La géographie de la falaise prédisposait à l’arrivée de populations cherchant refuge. Le terme « dogon » qui qualifie ce pays enclavé et la majorité de ses habitants, désigne les groupes de cultivateurs de diverses origines qui, depuis le 14e siècle, ont assimilé ou chassé des populations autochtones appelées « tellem » (litt. « ceux d’avant ») ; ces dernières, entre le 10e et le 16e siècles, furent les premières à Sanga à utiliser les grottes comme cimetières et sanctuaires. Le brassage a unifié les familles de différentes origines dans une culture commune, originale et indépendante. Pourtant, les Dogon ne parlent pas tous la même langue – Geneviève Calame-Griaule recense quatorze dialectes1 en plus de la langue secrète du Sigui partagée par les grands initiés de la région. D’après le mythe, c’est l’apprentissage de cette langue par les hommes qui fut à l’origine de l’apparition de la mort2.

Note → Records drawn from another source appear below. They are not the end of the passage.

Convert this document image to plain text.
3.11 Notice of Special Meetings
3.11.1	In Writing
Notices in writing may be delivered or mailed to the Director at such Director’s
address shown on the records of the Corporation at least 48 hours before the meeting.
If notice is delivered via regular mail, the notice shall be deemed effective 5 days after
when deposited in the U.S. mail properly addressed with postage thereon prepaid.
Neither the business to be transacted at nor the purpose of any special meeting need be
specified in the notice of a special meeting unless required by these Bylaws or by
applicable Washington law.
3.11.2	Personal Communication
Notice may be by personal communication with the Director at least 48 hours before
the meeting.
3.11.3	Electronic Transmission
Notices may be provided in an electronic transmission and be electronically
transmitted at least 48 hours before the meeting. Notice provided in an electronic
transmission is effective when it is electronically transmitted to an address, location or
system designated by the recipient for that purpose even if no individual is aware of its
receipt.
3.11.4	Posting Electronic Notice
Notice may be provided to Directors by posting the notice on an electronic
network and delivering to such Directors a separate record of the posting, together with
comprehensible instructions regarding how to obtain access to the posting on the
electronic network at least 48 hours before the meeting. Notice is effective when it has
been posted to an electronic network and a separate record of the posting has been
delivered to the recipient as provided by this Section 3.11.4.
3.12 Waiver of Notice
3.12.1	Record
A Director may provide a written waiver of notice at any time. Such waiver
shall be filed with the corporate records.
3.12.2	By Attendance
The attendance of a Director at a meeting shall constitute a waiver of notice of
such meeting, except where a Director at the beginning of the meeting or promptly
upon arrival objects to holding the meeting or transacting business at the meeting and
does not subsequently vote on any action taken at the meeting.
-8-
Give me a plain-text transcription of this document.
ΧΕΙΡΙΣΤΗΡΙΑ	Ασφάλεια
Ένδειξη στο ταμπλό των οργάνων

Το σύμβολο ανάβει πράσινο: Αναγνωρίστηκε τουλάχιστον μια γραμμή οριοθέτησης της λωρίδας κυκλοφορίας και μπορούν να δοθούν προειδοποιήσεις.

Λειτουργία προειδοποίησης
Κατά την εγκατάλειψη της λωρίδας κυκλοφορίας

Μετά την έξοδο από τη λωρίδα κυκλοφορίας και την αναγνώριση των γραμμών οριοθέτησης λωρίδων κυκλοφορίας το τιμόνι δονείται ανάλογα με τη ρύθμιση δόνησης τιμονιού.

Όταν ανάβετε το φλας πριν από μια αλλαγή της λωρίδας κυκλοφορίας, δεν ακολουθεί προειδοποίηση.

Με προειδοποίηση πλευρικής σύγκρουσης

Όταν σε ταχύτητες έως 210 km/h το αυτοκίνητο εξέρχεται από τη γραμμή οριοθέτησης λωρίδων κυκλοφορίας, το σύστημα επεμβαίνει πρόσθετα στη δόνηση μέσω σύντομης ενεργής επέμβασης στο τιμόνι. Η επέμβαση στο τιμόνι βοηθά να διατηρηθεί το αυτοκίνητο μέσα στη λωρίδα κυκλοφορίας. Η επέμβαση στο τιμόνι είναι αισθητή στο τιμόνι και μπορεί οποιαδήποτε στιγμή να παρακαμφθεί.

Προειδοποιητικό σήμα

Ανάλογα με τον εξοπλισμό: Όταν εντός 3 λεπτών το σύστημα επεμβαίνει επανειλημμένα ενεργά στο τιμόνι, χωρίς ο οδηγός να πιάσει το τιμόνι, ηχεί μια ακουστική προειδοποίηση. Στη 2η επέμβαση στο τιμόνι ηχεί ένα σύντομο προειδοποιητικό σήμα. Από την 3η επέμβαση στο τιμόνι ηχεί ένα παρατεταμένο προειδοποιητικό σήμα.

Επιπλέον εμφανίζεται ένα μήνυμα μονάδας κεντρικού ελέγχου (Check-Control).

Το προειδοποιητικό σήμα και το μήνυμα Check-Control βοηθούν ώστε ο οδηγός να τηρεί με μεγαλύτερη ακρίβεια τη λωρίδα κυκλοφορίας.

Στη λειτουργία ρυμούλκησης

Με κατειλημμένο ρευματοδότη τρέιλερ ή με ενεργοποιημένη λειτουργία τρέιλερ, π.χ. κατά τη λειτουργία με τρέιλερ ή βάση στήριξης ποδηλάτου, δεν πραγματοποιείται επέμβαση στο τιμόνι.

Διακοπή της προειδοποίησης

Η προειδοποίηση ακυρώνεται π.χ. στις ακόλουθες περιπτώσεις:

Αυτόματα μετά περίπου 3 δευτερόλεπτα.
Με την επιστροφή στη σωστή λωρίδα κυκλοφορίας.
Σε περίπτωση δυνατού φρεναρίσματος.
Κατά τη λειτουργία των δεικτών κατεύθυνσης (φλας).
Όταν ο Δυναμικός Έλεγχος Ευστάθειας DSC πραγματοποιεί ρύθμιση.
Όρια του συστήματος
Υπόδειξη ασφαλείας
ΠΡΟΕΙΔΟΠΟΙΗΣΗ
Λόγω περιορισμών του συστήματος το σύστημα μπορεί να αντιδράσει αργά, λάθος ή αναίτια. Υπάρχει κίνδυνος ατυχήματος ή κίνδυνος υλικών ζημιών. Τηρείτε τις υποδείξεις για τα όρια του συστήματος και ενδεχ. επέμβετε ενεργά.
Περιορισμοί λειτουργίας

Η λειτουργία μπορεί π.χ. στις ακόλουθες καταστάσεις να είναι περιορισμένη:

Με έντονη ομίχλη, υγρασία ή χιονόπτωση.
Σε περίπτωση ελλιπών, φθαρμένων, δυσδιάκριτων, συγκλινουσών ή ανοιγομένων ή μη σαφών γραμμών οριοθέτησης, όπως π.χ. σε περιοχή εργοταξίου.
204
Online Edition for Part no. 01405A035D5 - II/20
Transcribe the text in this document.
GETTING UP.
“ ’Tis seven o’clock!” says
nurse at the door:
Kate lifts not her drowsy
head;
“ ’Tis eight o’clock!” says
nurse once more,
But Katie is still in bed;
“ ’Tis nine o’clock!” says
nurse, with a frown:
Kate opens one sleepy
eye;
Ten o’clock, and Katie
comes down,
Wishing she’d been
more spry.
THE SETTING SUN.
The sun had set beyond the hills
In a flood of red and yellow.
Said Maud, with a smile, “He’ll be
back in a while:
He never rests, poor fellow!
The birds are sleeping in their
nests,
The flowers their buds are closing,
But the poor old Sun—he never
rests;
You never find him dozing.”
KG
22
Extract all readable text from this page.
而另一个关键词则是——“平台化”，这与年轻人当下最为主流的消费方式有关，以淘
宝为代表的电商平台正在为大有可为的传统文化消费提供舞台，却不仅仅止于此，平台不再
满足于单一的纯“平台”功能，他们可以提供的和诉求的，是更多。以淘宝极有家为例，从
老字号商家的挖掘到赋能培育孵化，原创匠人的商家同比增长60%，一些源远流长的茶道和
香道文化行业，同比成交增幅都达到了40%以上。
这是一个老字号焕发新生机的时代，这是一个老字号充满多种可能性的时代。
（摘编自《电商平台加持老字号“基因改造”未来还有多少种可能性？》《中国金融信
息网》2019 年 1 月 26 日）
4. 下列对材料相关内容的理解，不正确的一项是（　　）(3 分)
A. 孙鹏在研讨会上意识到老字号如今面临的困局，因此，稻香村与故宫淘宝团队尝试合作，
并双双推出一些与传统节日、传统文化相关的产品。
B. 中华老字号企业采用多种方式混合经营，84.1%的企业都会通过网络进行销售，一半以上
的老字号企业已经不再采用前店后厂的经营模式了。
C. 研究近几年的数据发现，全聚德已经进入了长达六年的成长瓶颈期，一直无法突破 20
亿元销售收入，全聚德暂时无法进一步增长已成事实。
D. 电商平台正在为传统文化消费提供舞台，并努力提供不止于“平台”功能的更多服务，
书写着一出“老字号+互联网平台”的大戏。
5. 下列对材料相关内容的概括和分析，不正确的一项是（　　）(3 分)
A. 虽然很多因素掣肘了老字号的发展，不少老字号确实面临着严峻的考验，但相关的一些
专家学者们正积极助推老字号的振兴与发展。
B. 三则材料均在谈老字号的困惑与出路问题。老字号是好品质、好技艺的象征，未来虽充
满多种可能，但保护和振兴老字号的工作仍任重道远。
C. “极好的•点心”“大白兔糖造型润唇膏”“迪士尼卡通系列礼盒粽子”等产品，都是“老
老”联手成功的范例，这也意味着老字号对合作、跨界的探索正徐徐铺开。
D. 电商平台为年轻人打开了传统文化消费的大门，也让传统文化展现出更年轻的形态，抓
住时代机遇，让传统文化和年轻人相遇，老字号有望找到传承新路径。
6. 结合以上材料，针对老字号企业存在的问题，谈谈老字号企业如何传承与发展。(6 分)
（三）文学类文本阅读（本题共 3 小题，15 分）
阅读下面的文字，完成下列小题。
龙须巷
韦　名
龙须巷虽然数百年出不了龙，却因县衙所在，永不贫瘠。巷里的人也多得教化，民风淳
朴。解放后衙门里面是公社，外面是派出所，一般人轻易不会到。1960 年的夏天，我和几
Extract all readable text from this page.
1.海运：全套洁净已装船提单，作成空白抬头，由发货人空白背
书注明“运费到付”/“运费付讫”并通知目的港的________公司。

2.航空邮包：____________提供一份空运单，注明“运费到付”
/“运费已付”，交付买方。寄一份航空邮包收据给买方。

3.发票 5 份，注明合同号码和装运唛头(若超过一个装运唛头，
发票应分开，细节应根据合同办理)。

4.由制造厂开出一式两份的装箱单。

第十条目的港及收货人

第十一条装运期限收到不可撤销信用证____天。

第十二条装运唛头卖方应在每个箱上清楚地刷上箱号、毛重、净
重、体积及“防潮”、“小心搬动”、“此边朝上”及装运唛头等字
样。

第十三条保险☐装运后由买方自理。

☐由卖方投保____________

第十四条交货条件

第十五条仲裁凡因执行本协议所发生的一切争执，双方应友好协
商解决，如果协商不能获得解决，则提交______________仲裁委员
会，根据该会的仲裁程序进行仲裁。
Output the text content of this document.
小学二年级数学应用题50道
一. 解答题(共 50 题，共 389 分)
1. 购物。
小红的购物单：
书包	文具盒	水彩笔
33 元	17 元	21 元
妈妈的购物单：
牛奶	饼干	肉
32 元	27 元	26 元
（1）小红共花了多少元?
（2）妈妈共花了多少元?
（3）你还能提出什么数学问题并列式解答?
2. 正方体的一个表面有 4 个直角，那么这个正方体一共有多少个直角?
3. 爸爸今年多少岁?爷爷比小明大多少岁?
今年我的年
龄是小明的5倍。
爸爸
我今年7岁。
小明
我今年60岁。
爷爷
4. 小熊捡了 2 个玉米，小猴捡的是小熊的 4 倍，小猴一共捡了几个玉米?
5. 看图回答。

Les Dogon partagent une vision commune de la création et de l’organisation de l’univers – une cosmogonie –, la place importante accordée aux ancêtres et des pratiques cultuelles semblables, par exemple autour de la divination. La divinité céleste Ama, le premier ancêtre Nommo et sa descendance ainsi que le chacal Yurugu, le fauteur de désordre incestueux3, figurent parmi les protagonistes du système religieux dogon auquel s’ajoute le serpent Lébé, une divinité terrestre proche à la fois des hommes vivants et de leurs ancêtres. Il faut aussi souligner l’importance des esprits du village, de ceux de la brousse (les gyinu ou génies) et d’une force invisible, le nyama, qui peut rôder et réclamer un contrôle constant par l’intermédiaire de certains spécialistes (prêtres, initiés, forgerons). Le nyama est une énergie présente dans le domaine du vivant et des choses et dans les êtres surnaturels. Il est dynamique. Pour les hommes, le nyama est le plus puissant chez les hommes âgés4. Il se transmet par contact ou à distance. Les pierres et la sculpture sur bois, tels les masques, tiennent un rôle central car ils canalisent cette énergie qui peut errer après la mort et devenir dangereuse pour les êtres vivants.
1 Beaudoin, 1997, p.23 ; Calame-Griaule, 1965 ; Vladimir Plungian évalue entre 12 et 20 dialectes différents, Plungian, 2003, p. 65.
La société des masques
Les masques sont sculptés à l’écart du village par les initiés de la société des masques, l’Awa. La société admet les hommes circoncis et quelquefois des femmes, les Yasigine. Organisée et contrôlée par de grands dignitaires, la société obéit à une structure hiérarchisée par classes d'âge.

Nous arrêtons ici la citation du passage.